Your husband believes with all his being that he was wronged and nothing you will say will convince him otherwise. That is HIS truth. So let him cut them off as that is his right. It is also your right to not go along with it. If you do this you'll support his feelings AND yours.

He is free to hang out with whomever he wants and the same goes for you. Don't let him come between you and your family. People like your husband will isolate you from everyone if you let them. :(
 
#6 ·
Your husband believes with all his being that he was wronged and nothing you will say will convince him otherwise. That is HIS truth. So let him cut them off as that is his right. It is also your right to not go along with it. If you do this you'll support his feelings AND yours.

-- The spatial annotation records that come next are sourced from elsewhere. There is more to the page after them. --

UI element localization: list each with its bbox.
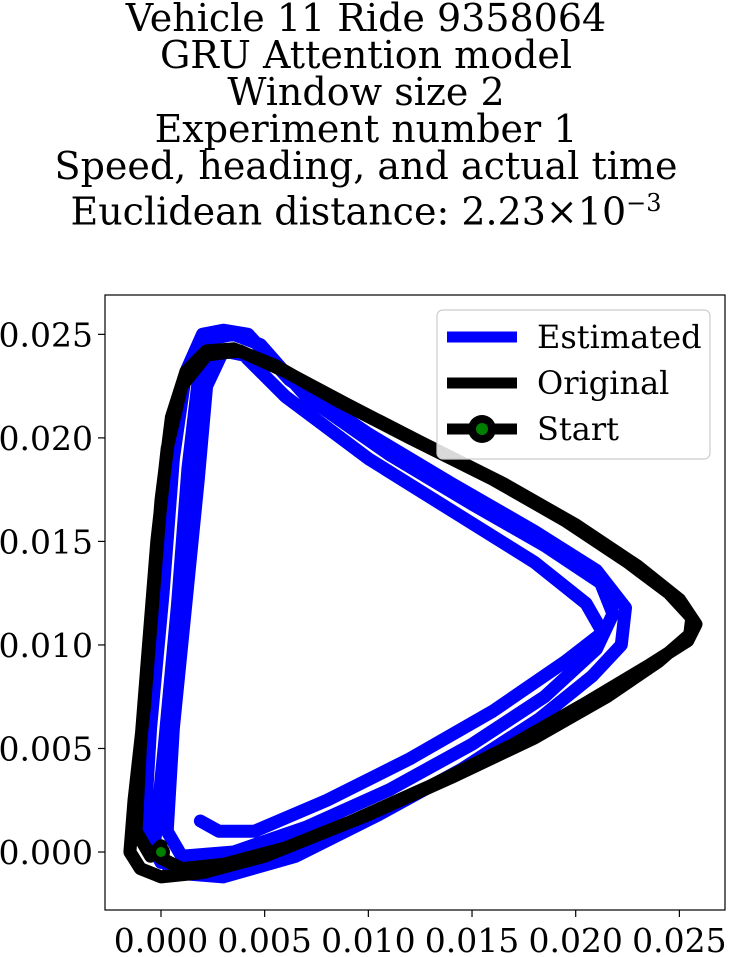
ticks-layer: 0.000 0.005 0.010 0.015 0.020 0.0250.0000.005… xyxy=(0,315,727,957)
legend: Estimated Original Start xyxy=(436,309,711,460)
title-line-3: Window size 2 xyxy=(227,70,505,114)
title-line-5: Speed, heading, and actual time xyxy=(54,144,678,188)
x-tick-label: 0.010 xyxy=(321,921,415,957)
y-tick-label: 0.015 xyxy=(0,522,93,561)
title-line-2: GRU Attention model xyxy=(159,33,573,77)
series-line-original xyxy=(123,342,703,884)
legend-start-label: Start xyxy=(537,410,619,448)
x-tick-label: 0.025 xyxy=(632,921,726,957)
axes-frame xyxy=(104,294,726,911)
title-distance-prefix: Euclidean distance: 2.23×10 xyxy=(70,189,627,234)
legend-original-label: Original xyxy=(537,364,669,402)
y-tick-label: 0.010 xyxy=(0,626,93,665)
series-line-estimated xyxy=(137,323,632,884)
y-tick-label: 0.025 xyxy=(0,315,93,354)
x-tick-label: 0.005 xyxy=(217,921,311,957)
title-line-1: Vehicle 11 Ride 9358064 xyxy=(125,0,607,40)
series-layer xyxy=(123,323,703,884)
y-tick-label: 0.000 xyxy=(0,833,93,872)
x-tick-label: 0.000 xyxy=(114,921,208,957)
title-distance-exponent: −3 xyxy=(626,189,662,217)
legend-box xyxy=(436,309,711,460)
title-line-6: Euclidean distance: 2.23×10−3 xyxy=(0,185,732,231)
x-tick-label: 0.020 xyxy=(528,921,622,957)
start-marker xyxy=(155,847,166,858)
title-line-4: Experiment number 1 xyxy=(154,107,578,151)
legend-start-marker xyxy=(476,423,488,435)
legend-estimated-label: Estimated xyxy=(537,318,702,356)
y-tick-label: 0.005 xyxy=(0,729,93,768)
x-tick-label: 0.015 xyxy=(425,921,519,957)
chart-title: Vehicle 11 Ride 9358064 GRU Attention mo… xyxy=(0,0,732,231)
y-tick-label: 0.020 xyxy=(0,419,93,458)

He is free to hang out with whomever he wants and the same goes for you. Don't let him come between you and your family. People like your husband will isolate you from everyone if you let them. :(
Thanks for this. I understand that it is what he truly believes, but I find it so difficult to not to get angry at him for it. It seems so hypocritical that he won't put in effort and yet he expects it. I am really close to my family and I get hurt when he talks badly about them. My brother recently got engaged and I was really excited to chat about it with my husband; instead, he makes snide comments. He's already said he's not going to the wedding which hurts me deeply, It'd be in a different country and I can't believe he'd expect me to do it without him over something so petty!

He also told his entire family (who I am quite close to) how awful my family is. The whole things has exploded into this big mess!
 
#8 ·
how is he in other parts of your marriage? is he so controlling with everything else - either it's his way or the highway? It is very dysfunctional that he has already cut off friends and family for a perceived slight. And now he wants to cut off your family because he can't change who they are. You know this is very sick, right? He is very selfish that he wants you to sever ties with a family you are very close with - not because they stole or cheated or committed a crime or abused people, but because he doesn't feel the love.

I would be very very resentful if my husband took a stand like that. It would affect everything. What are this guy's positives? Are you walking on eggshells so as not to upset your husband?

I don't think this issue is just about your family. Maybe this time it is, but he probably has unrealistic expectations and blows his cork about a lot of things. Are you and other people always the bad guy?